When Bad News is Good News

Capuchin Father Raniero Cantalamessa has been impressing Catholics with the quality of his homilies for a long time.

Evangelical commentator Dr. Ray Pritchard, president of Keep Believing Ministries, is a fan of the Pontifical Household’s preacher too.

Writing at the Crosswalk.com website, Pritchard highlights Father Cantalamessa’s call last week for Catholics and Protestants to leave behind the doctrinal battles of the past over Sola Fides — Martin Luther’s contentious claim that humankind is justified by faith in Christ alone.
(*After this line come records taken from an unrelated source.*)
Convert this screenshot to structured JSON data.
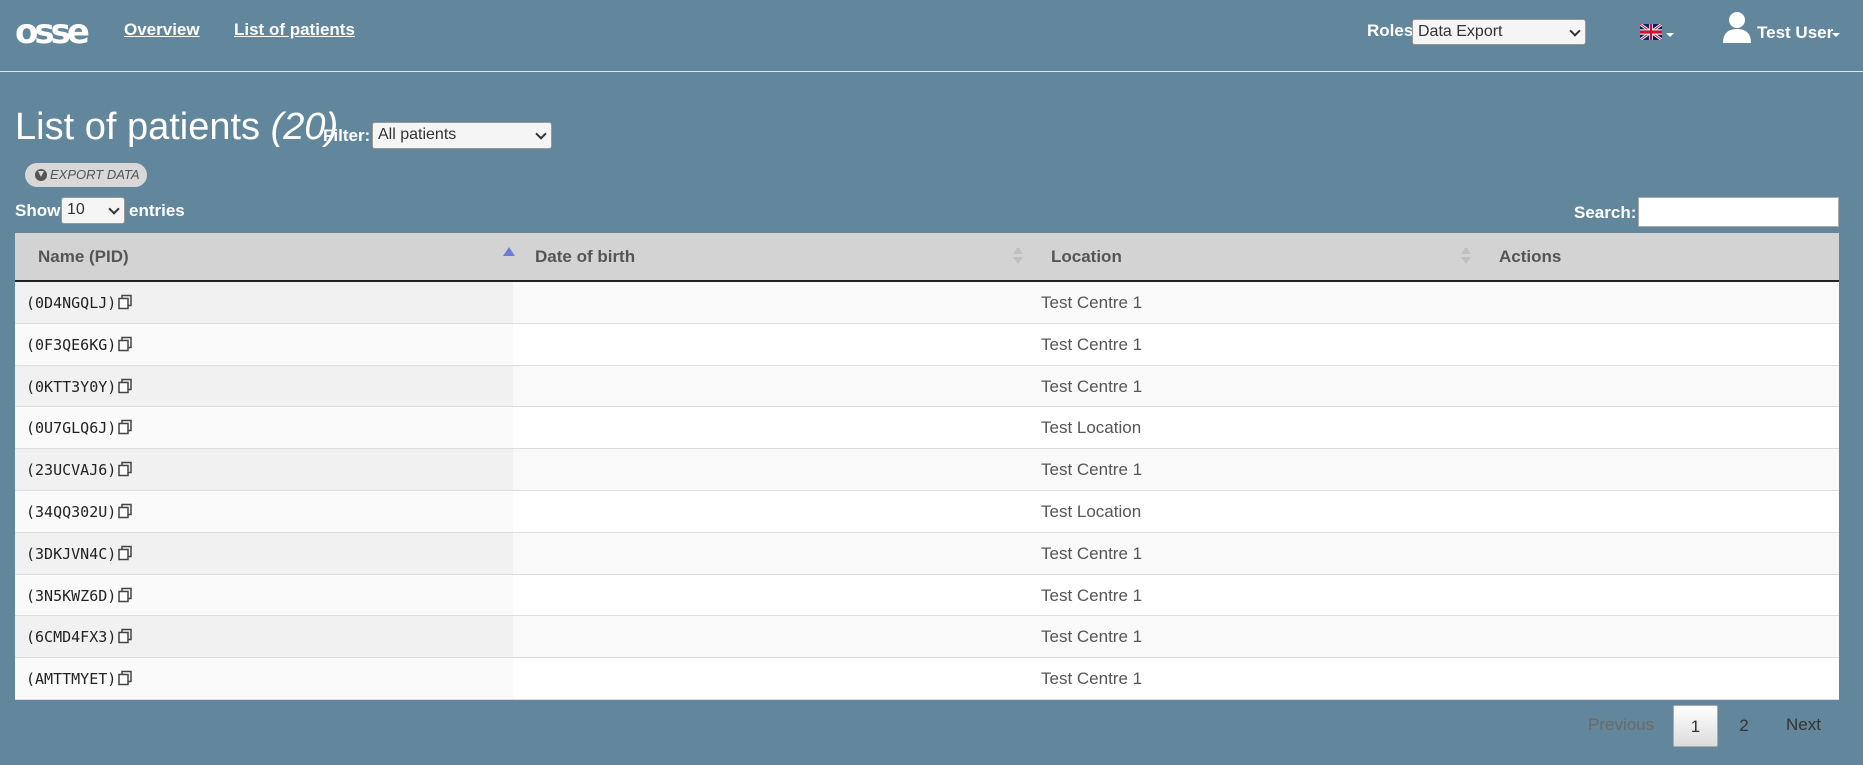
{
  "navbar": {
    "logo_text": "osse",
    "links": {
      "overview": "Overview",
      "patients": "List of patients"
    },
    "roles_label": "Roles",
    "roles_selected": "Data Export",
    "language_icon": "uk-flag-icon",
    "user_icon": "user-icon",
    "user_name": "Test User"
  },
  "header": {
    "title": "List of patients",
    "count": "(20)",
    "filter_label": "Filter:",
    "filter_selected": "All patients",
    "export_label": "EXPORT DATA"
  },
  "table_controls": {
    "show_label": "Show",
    "entries_selected": "10",
    "entries_label": "entries",
    "search_label": "Search:",
    "search_value": ""
  },
  "table": {
    "columns": [
      "Name (PID)",
      "Date of birth",
      "Location",
      "Actions"
    ],
    "rows": [
      {
        "pid": "(0D4NGQLJ)",
        "dob": "",
        "location": "Test Centre 1"
      },
      {
        "pid": "(0F3QE6KG)",
        "dob": "",
        "location": "Test Centre 1"
      },
      {
        "pid": "(0KTT3Y0Y)",
        "dob": "",
        "location": "Test Centre 1"
      },
      {
        "pid": "(0U7GLQ6J)",
        "dob": "",
        "location": "Test Location"
      },
      {
        "pid": "(23UCVAJ6)",
        "dob": "",
        "location": "Test Centre 1"
      },
      {
        "pid": "(34QQ302U)",
        "dob": "",
        "location": "Test Location"
      },
      {
        "pid": "(3DKJVN4C)",
        "dob": "",
        "location": "Test Centre 1"
      },
      {
        "pid": "(3N5KWZ6D)",
        "dob": "",
        "location": "Test Centre 1"
      },
      {
        "pid": "(6CMD4FX3)",
        "dob": "",
        "location": "Test Centre 1"
      },
      {
        "pid": "(AMTTMYET)",
        "dob": "",
        "location": "Test Centre 1"
      }
    ]
  },
  "pagination": {
    "previous": "Previous",
    "pages": [
      "1",
      "2"
    ],
    "next": "Next"
  },
  "colors": {
    "background": "#62869b",
    "header_row": "#d3d3d3",
    "sort_active": "#6f7dd6"
  }
}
Here’s part of the passage from Father Cantalamessa’s homily that caught Pritchard’s eye:

“To give but one example, the problem is no longer that of Luther and of how to liberate man from the sense of guilt that oppresses him, but how to give again to man the true meaning of sin which has been totally lost,” Father Cantalamessa commented. “What sense does it make to continue to discuss how ‘justification of the godless comes about,’ when man is convinced of not having need of any justification and says with pride: ‘I accuse myself today and I alone can absolve myself, I the man’?”

Pritchard agrees that in today’s religious and cultural climate, where many have lost all conception of the reality of personal sin and the need for salvation, it’s important to put aside doctrinal divisions that separate those who do accept that reality and that need for the redemptive sacrifice of Christ.

“We all need to hear this word,” Pritchard writes. “In our generation the issue is not how are we saved, but why we need to be saved in the first place. Saved from what? Jesus himself said he did not come to call the righteous but sinners to repentance (Luke 5:31). If a man thinks he isn’t a sinner, he’ll never see his need to repent.”

According to Pritchard, “In our day it’s not enough to say ‘Jesus loves you.’ If people don’t know who Jesus is, or why it matters that he loves us, or how he demonstrated his love for us, and how that love can save us eternally, those three words will have no meaning. First there is God, then there is man, then there is sin, then there is Christ, and finally there is salvation. We need more theology in our gospel witness, not less, because people understand so little.

Concludes Pritchard, “I would say that Luther’s stand for justification by faith alone was a worthy battle, but the man who has no sense of sin won’t care whether we are Protestant or Catholic or something else. Without conviction of sin, why would anyone come to Christ?

“The gospel is good news, but it is the bad news that makes the good news good.”